Quite a character was John L. Riddell, and he packed a lot of living into a life truncated in his 58th year. He wore many hats - so broad were Riddell's interests that it scarcely seems possible that he could have dabbled in them all, let alone mastered most. Itinerant lecturer on the sciences; chemist; politician; numismatician; author; medical doctor; and of course botanist - these were some of the pursuits of Riddell.
In 1835 he published the awkwardly titled Synopsis of the Flora of the Western States, in which Riddell's Goldenrod was first published. I have a copy, and it is by turns both fascinating and depressing to page through.
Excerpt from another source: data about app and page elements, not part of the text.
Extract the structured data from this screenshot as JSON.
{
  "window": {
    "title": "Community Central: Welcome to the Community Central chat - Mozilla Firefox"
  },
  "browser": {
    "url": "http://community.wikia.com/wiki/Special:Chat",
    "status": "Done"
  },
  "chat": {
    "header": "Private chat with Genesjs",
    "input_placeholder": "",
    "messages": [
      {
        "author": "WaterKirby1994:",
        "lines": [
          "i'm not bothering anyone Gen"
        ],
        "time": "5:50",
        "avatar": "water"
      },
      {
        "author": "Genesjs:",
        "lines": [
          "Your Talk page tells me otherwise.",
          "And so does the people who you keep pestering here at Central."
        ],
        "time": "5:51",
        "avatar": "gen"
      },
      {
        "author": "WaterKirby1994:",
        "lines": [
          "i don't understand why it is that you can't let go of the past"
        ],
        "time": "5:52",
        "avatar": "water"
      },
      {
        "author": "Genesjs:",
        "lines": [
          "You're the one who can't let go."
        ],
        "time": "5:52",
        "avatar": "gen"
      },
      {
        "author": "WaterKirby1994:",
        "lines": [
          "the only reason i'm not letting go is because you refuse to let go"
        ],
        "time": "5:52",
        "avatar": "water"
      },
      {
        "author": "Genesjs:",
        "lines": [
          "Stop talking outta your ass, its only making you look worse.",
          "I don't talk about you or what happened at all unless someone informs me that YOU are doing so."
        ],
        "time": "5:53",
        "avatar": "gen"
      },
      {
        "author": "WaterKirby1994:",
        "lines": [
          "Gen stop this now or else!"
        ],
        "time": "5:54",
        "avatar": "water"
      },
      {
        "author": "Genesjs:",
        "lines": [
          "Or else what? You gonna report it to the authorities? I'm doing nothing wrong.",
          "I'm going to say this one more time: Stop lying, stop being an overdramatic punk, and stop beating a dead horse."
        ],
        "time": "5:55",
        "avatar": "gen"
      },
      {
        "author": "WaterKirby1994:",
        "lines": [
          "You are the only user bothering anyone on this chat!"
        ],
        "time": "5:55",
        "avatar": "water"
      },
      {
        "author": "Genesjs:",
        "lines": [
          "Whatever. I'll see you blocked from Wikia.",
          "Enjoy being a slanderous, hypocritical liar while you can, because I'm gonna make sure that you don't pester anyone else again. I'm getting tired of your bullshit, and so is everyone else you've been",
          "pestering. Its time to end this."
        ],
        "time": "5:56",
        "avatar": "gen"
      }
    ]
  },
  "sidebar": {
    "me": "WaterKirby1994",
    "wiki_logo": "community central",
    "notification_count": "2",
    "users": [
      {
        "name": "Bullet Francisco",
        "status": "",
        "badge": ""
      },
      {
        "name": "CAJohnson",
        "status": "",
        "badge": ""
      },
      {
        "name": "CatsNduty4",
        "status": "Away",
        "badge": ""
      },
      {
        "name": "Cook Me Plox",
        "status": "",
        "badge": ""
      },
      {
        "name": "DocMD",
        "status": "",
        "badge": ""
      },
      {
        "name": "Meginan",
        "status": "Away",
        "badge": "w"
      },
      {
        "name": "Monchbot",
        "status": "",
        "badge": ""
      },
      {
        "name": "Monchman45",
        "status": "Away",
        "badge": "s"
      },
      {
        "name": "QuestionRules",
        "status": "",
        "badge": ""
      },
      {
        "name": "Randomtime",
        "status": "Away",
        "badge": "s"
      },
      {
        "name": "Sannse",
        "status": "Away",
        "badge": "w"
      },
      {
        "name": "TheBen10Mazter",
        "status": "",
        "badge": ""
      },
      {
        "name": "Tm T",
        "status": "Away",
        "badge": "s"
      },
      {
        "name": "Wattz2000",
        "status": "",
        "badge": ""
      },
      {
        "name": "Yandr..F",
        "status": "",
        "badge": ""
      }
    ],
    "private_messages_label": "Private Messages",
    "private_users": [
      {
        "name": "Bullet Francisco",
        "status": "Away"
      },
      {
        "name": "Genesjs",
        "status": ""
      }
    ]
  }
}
How cool it would have been to have lived in an era in which it was still possible to discover such remarkable, distinctive plants as Riddell's namesake goldenrod.
And how depressing to acknowledge that, in the short 174 years since Riddell published his flora, we've wiped out nearly all of the habitats where he collected his subjects.
4 comments:
Interesting to know the history, Jim. Who knew Riddell was from Ohio? (Besides you? :)
Those beautiful blooms were covered with butterflies last Sunday, making Claridon Prairie an extra cool place.
Very interesting. What are the chances of these prairie remnants being protected by the state for years to come? Is there funding at the state level to protect them or is it up to local groups to keep watch over them?
Thanks for the fascinating post.
I think this prairie remnant is owned by the railroad and overseen by the Marion Historical Society. I hope it will be preserved because it is a very special place.
I'm a birder and my husband is a beekeeper and we both think goldenrod is beautiful. For him, it is food for his bees to make honey for the winter. It doesn't make the hive smell very good, though, phew! Love to see a whole field of it.